6.000 Arbeitsplätze in knapp zehn Jahren verloren
Seit 2008 hat der belgische Transportsektor 6.000 Arbeitsplätze verloren. Während ein hiesiger Lastwagenfahrer rund 2.200 Euro netto im Monat in der Tasche hat, gibt es für seinen osteuropäischen Kollegen oft nur 300 Euro netto. Lohngefälle sind das eine Problem. Die Arbeitsbedingungen das andere. Im harten Wettbewerb bleibt oft keine Zeit, die Ruhezeiten einzuhalten. "Diese Regeln werden von einer Mehrzahl von Firmen nicht eingehalten. Sei es nun von Jost oder anderen. Die Chauffeure können nur in den Lastwagen schlafen. Das ist verboten". erklärt Daniel Maratta
Schlechte Arbeitsbedingungen und Sozialdumping im Transportsektor. Dass besonders die Branche damit zu kämpfen hat, ist nicht neu. Bereits in der vergangenen Legislaturperiode hatte die UBT-Gewerkschaft dem damaligen Staatssekretär John Crombez 86 Firmennamen genannt. 86 Transportunternehmen, bei denen es eindeutige Hinweise auf Sozialdumping gab.
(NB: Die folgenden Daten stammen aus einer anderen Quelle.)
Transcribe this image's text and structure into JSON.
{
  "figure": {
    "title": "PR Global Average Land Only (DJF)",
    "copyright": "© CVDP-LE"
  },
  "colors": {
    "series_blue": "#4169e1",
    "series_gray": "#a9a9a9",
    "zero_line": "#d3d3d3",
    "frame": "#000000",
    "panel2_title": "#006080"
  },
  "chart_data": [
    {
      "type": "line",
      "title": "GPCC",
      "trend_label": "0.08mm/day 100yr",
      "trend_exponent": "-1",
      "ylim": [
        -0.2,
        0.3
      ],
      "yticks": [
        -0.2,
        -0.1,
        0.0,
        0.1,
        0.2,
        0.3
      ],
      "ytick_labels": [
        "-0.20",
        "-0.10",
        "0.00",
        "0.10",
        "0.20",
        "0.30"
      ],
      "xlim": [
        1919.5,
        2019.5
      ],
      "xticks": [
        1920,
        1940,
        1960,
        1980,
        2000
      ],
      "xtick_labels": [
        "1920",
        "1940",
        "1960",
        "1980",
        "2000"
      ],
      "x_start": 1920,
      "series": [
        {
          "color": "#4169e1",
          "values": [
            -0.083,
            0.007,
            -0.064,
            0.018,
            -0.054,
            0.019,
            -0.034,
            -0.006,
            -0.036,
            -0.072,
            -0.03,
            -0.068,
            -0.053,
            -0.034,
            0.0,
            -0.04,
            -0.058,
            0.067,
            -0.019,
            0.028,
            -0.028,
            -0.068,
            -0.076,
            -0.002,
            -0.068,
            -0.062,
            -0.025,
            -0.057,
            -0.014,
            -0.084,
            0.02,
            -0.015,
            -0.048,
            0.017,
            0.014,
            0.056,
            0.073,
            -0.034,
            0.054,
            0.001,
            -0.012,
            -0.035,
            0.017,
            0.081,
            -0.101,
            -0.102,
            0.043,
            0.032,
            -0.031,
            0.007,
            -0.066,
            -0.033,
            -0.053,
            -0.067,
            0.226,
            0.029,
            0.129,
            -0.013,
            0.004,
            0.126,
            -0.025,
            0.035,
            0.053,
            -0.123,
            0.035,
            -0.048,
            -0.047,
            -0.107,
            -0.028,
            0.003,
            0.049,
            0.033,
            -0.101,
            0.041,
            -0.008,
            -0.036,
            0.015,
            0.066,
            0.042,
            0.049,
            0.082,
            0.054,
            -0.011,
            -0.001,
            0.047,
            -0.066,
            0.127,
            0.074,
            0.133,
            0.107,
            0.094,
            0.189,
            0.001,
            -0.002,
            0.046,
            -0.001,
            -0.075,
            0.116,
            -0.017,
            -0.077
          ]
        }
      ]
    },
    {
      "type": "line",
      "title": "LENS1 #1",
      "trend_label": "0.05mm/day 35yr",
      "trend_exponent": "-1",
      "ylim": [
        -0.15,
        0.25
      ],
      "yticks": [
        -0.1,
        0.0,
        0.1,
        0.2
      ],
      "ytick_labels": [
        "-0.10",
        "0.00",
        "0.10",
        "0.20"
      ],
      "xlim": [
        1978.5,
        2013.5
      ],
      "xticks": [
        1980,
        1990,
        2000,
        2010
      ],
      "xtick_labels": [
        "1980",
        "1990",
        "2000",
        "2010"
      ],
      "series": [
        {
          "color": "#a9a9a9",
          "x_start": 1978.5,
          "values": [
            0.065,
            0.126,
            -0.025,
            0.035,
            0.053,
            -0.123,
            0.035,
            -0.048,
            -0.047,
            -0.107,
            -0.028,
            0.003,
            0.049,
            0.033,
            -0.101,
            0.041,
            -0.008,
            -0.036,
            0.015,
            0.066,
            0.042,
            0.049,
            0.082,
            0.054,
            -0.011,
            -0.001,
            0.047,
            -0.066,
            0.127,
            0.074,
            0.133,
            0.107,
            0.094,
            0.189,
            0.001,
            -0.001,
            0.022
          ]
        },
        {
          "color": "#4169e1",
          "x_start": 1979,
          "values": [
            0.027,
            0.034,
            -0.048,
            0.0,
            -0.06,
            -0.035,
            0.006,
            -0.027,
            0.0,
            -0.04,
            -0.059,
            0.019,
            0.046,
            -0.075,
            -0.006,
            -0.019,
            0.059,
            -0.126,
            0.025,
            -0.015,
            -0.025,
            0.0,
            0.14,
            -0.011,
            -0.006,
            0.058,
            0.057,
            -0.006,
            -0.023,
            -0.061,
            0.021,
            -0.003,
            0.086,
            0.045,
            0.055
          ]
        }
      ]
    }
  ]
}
Denn: "Die Fahrer sind müde. Wenn es Unfälle auf der Straße gibt, dann ist das auch auf die Arbeitsbedingungen zurück zu führen. Wer nicht in einem Bett schlafen kann, arbeitet nicht gut. So kommt eins zum anderen. Hungerlöhne und schlechte Arbeitsbedingungen. Es ist wichtig, dass die Justiz den Transportsektor, aber auch das Baufach auf unerlaubte Praktiken kontrolliert", fährt Daniel Maratta fort.
Auch die aktuelle Regierung hat dem Sozialdumping den Kampf angesagt. Im März wurde bekannt: Rund 100 zusätzliche Ermittler sind eingestellt worden. Ziel ist, jährlich an die 10.000 Kontrollen durchzuführen. Vor allem im Transportsektor. Der Sektor selbst fordert jedoch mehr: "Es liegt auf der Hand, dass der Sektor leidet. Wir haben die höchsten Lohnkosten in der EU. Belgische Transporteure haben nicht nur die Konkurrenz aus Osteuropa, sondern auch unsere direkten Nachbarn sind einfach wettbewerbsfähiger. Die Febetra fordert die EU auf, die Regeln zu vereinfachen und die belgische Regierung muss dringend die Lohnkosten reduzieren," sagt Febetra-Sprecherin Isabelle De Maegt.
Sind die Ermittlungen bei der Jost-Group also nur die Spitze des Eisbergs? Der Umfang der Affaire lässt vermuten: Ja.